OregonLive.com reported that the Oregon Lottery’s keno game glitched for about six hours on July 23, and it didn’t shut down the game while technicians were fixing the issue. The Lottery reportedly never publicized the glitch, which impacted nearly 200 winning tickets.
OregonLive reportedly had to submit a public records request before the Lottery provided information on the incident. The Lottery claims that the 172 tickets that scanners misread resulted in only about $1,400 in unclaimed keno winnings.

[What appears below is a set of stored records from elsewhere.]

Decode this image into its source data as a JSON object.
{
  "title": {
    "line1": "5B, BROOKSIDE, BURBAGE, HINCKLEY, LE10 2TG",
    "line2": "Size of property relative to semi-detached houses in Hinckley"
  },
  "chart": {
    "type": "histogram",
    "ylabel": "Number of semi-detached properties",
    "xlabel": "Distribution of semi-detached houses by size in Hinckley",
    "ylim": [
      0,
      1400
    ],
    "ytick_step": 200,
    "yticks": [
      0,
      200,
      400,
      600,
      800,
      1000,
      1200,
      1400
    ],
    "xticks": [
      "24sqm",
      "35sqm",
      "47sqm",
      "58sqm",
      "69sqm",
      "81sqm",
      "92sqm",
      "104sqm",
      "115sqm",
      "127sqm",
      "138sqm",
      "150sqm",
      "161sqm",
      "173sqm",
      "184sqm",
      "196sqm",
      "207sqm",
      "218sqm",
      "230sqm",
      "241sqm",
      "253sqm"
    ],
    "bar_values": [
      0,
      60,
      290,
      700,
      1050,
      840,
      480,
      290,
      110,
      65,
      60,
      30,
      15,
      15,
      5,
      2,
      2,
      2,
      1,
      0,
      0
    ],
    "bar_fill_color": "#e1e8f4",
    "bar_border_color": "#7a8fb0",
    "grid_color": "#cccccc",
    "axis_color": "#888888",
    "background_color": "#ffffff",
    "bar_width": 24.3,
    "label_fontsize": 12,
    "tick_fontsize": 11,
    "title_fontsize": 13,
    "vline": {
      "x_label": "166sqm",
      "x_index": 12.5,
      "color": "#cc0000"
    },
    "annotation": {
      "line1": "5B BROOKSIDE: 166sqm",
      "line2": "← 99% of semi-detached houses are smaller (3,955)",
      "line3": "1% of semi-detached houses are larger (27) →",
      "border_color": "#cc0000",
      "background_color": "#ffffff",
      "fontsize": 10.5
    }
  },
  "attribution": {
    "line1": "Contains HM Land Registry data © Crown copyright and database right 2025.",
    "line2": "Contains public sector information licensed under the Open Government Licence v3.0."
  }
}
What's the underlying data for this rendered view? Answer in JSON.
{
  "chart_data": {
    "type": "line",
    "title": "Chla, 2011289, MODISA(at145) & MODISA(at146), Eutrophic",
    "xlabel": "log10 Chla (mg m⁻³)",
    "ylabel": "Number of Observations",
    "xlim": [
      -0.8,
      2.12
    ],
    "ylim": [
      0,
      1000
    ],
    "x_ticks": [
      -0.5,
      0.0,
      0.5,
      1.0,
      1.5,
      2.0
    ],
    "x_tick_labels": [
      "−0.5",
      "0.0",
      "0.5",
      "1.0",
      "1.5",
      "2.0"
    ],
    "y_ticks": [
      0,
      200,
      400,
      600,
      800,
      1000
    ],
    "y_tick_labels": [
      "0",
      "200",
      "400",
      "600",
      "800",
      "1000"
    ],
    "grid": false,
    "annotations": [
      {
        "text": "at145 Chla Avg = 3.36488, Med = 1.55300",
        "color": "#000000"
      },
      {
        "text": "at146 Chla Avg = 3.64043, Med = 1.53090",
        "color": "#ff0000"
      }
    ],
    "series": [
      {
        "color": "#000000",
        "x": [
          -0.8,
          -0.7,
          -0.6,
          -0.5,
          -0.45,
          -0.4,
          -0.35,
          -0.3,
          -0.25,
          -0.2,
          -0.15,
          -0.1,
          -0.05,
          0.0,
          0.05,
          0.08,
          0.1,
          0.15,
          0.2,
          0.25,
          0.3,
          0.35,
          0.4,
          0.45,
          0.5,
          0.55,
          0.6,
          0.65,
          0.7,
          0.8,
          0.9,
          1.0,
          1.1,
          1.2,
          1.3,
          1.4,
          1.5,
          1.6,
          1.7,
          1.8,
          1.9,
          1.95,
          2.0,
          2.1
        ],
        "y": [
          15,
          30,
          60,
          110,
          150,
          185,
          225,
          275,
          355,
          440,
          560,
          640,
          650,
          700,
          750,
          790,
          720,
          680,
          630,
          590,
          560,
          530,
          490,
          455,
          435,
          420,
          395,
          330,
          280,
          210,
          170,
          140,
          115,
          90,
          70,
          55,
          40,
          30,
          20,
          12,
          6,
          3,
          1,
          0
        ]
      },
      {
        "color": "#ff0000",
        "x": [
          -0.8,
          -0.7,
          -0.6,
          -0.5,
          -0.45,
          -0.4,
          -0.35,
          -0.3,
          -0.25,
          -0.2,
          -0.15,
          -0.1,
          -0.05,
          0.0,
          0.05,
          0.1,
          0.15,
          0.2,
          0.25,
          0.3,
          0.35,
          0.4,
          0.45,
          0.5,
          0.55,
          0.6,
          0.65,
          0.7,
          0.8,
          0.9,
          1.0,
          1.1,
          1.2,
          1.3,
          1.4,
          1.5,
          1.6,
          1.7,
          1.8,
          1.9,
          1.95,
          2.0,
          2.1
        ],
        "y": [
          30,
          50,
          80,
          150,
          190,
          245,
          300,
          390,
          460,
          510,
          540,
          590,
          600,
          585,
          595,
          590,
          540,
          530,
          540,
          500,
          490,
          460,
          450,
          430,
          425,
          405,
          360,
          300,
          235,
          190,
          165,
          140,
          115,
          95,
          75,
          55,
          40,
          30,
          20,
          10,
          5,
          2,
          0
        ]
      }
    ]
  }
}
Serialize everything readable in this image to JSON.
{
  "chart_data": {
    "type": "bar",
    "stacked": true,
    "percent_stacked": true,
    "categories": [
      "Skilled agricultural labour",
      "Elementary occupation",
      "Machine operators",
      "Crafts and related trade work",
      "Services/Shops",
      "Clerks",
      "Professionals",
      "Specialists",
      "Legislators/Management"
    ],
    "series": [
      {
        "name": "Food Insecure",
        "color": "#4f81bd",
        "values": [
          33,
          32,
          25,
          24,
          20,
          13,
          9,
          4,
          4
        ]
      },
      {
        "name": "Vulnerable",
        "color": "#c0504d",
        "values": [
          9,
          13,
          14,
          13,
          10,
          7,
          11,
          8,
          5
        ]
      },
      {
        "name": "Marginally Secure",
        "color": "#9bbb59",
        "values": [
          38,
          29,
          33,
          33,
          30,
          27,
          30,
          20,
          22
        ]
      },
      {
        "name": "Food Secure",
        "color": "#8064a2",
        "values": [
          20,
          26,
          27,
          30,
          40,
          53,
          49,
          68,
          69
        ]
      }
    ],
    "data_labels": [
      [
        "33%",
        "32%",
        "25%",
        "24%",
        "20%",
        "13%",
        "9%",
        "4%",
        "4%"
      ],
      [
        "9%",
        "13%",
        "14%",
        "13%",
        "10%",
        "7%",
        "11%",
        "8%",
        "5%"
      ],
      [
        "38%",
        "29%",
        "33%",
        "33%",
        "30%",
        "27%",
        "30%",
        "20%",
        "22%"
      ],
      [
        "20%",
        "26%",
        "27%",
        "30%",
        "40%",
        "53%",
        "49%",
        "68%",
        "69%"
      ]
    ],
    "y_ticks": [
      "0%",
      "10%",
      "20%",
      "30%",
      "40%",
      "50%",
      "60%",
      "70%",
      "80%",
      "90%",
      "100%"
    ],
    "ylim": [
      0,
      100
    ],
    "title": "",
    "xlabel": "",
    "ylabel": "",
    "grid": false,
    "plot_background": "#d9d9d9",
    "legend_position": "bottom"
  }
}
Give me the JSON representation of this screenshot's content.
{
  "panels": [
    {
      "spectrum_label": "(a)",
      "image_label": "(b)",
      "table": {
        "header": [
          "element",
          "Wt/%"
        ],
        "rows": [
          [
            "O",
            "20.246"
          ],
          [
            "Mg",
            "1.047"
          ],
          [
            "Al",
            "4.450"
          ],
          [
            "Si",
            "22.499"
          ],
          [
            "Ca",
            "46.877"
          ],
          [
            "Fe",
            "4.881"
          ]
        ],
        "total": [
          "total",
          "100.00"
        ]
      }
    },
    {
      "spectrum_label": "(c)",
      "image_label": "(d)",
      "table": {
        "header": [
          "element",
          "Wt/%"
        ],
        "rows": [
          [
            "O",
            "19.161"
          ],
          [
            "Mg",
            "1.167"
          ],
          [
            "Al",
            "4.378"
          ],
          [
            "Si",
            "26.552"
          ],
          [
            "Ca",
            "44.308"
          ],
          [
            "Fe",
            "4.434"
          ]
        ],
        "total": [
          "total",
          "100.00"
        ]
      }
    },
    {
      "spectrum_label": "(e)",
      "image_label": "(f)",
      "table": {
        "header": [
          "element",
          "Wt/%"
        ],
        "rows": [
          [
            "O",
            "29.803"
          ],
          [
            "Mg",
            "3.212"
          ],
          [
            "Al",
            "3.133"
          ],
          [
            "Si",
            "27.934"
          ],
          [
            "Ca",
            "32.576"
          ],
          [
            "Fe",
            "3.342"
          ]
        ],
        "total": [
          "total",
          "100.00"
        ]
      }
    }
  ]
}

The Lottery is unable to obtain names of the affected customers, the report said. Players who still have their tickets from July 23 can rescan them and have up to a year to claim their winnings.
The glitch reportedly wouldn’t have been made public had it not been for keno player and small business owner Scott Graf. The day before, Graf bought a keno ticket that he thought was an $1,100 winner. However, he went to a local grocery store during the early morning hours of July 23 to scan his ticket and the machine erroneously said it was a loser.
“If I had not checked the tickets in my pocket the night before but only in the morning as I normally do I would have thrown away $1,152 and neither you nor I would have never known,” he wrote in a July 30 email to the Oregon Lottery. “I do not believe, nor do I think you can prove this is a one-time occurrence or that you can be confident that this will not happen again.”
The Oregon Lottery, powered by Las Vegas-based IGT, rakes in about $1.2 billion each year. Keno was played 73.7 million times in 2017, generating about $100 million in revenue.